### Activity 7: Communicating Ray Actors

This is a short exercise to demonstrate how actors can communicate through remote oids.
We are going to break the actors of the ImageNet classification [Example 24](../../examples/24_ex_ray_actors.ipynb) into 
two actors: one that transforms the image into an ResNet50 compatible tensor and one that takes
the tensor as input and returns the classification. 

You have been given two class files that have been written to be instantiated as Ray actors:
  * [rayresnet50_normalize](./rayresnet50_normalize.py)
  * [rayresnet50_classify](./rayresnet50_classify.py)

To complete the exercise you need to populate the following driver code.  Then answer the questions.

Data is from https://github.com/EliSchwartz/imagenet-sample-images.

Note: check your ouput to make sure that the predictions match the input file. This classifier should be over 90% correct. You need to be careful to match the return OIDs with files. **Include the cell output in submitted notebook**.

In [None]:
from rayresnet50_normalize import RRN50Normalize
from rayresnet50_classify import RRN50Classify
import ray
import time
import os

num_actors=4

# script to drive parallel program
ray.init(num_cpus=num_actors, ignore_reinit_error=True)

### instantiate 4 normalization actors
normalize_actors = [RRN50Normalize.remote() for _ in range(num_actors)]

### instantiate 4 classification actors
classify_actors = [RRN50Classify.remote() for _ in range(num_actors)]

directory = 'data/'
files = os.listdir(directory)

start_time = time.time()  # Get the current time

oids = list()

for i in range(len(files)):
    if files[i].endswith(".JPEG"):
        file_path = os.path.join(directory, files[i])

        ### call remote to normalize image into tensor
        tensor_oid = normalize_actors[i % num_actors].normalize_image.remote(file_path)
        
        ### call remote to classify tensor
        classify_oid = classify_actors[i % num_actors].classify_image.remote(tensor_oid)
        
        ### store the oids needed to complete the computation
        oids.append(classify_oid)
        
preds = list()

for i in range(len(files)):
    try:
        ### collect results for each file in a variable preds
        preds.append(ray.get(oids[i]))
        print(f"Filename {files[i]}: predictions {preds[-1]}")
    except:
        pass

end_time = time.time()  # Get the current time again

execution_time = end_time - start_time
print("Execution time: ", execution_time, " seconds")

### Questions

* Question 1: Does the computation for a single input file (normalization and classification) run in serial or parallel?  If serially, how is the dependency enforced?  

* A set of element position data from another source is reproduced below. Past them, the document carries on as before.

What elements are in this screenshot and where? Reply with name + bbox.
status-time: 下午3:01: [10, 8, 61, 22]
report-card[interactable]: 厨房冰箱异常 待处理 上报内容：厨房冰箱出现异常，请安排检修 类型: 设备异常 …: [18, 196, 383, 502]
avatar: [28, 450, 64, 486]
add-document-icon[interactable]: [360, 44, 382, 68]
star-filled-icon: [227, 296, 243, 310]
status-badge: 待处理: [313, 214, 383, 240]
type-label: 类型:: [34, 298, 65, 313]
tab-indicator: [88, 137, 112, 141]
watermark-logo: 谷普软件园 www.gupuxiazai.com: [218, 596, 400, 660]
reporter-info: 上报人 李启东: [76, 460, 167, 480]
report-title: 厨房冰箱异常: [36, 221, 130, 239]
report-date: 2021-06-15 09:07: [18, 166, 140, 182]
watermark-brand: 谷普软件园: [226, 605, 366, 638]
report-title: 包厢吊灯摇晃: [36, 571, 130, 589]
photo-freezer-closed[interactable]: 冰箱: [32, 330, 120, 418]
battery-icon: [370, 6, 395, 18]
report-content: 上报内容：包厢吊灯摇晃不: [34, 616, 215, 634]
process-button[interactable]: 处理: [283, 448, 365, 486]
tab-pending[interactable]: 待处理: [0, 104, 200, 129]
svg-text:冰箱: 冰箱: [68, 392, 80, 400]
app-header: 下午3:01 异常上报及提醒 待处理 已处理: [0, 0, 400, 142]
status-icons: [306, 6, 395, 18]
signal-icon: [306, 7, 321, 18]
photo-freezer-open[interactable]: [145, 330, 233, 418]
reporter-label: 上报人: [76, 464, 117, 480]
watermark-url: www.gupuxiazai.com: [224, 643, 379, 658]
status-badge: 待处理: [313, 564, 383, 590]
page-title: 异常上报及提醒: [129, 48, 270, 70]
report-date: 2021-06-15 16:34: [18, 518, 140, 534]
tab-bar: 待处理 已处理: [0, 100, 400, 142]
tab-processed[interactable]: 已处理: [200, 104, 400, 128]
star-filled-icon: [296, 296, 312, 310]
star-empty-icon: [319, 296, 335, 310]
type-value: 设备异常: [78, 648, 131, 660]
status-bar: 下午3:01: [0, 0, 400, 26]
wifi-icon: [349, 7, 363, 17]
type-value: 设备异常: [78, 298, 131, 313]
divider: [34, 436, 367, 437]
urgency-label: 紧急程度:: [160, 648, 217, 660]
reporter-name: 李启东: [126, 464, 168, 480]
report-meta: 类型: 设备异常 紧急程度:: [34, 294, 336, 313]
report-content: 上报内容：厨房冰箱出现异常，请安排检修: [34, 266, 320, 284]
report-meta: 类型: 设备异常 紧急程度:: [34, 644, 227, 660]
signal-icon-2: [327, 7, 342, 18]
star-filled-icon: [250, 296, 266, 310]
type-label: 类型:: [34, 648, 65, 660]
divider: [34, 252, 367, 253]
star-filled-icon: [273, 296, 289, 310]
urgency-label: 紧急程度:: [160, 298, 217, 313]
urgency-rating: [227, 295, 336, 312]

    **Answer**: The computation for a single file, involving normalization and classification, is executed serially within a parallel framework. This serial execution is enforced by data dependency: the classification of an image cannot begin until its normalization is complete. We utilize Ray to parallelize these operations across multiple files, allowing different files to be normalized and classified simultaneously by different actors. Thus, while each file is processed serially, multiple files undergo this process in parallel.

* Question 2: Does the computation of different files run in serial or parallel?  If parallel, explain why they are independent.  

    **Answer**: The computation of different files runs in parallel, not in serial. By creating multiple `normalize_actors` and `classify_actors`, we distribute the tasks of normalizing and classifying images across different CPU cores. Each actor handles a subset of the files independently, allowing simultaneous processing. The independence of these tasks is inherent, as each image's normalization and classification do not depend on the results of other images, making them suitable for parallel execution.

* Question 3: Your computation needs to collect return identifiers for the classification objects. It is not necessary to collect the OIDs of the normalization function in the driver code. Why?  

    **Answer**: In Ray, the output of one actor method can directly be used as the input for another actor method, eliminating the need to collect intermediate Object IDs in the driver code. The normalization actors' outputs are directly passed to the classification actors. Thus, only the final classification results (OIDs from classify_actors) need to be collected by the driver for further processing.

* Question 4: At any given point in time, how many actors are running and what are they doing?  

    **Answer**: At any given time, up to eight actors (four normalization actors and four classification actors) can be running concurrently. The normalization actors are responsible for normalizing images into tensors, while the classification actors classify these tensors. The number of active actors depends on the number of files being processed and their distribution across the actors, given the round-robin scheduling (`i % num_actors`).

* Question 5: Is this implementation faster or slower than doing the normalization and classification in one actor?  Can you think of a situation in which it would be faster to do them together?  (By situation, I mean data properties or target hardware system on which this would be preferable.)  

    **Answer**: This implementation, which uses separate actors for normalization and classification, can be faster due to parallel processing, especially if normalization and classification are computationally intensive and independent tasks. However, if the tasks share significant data or if inter-actor communication overhead is high, combining them into one actor could be faster, particularly on systems with limited processing cores or slower inter-process communication capabilities.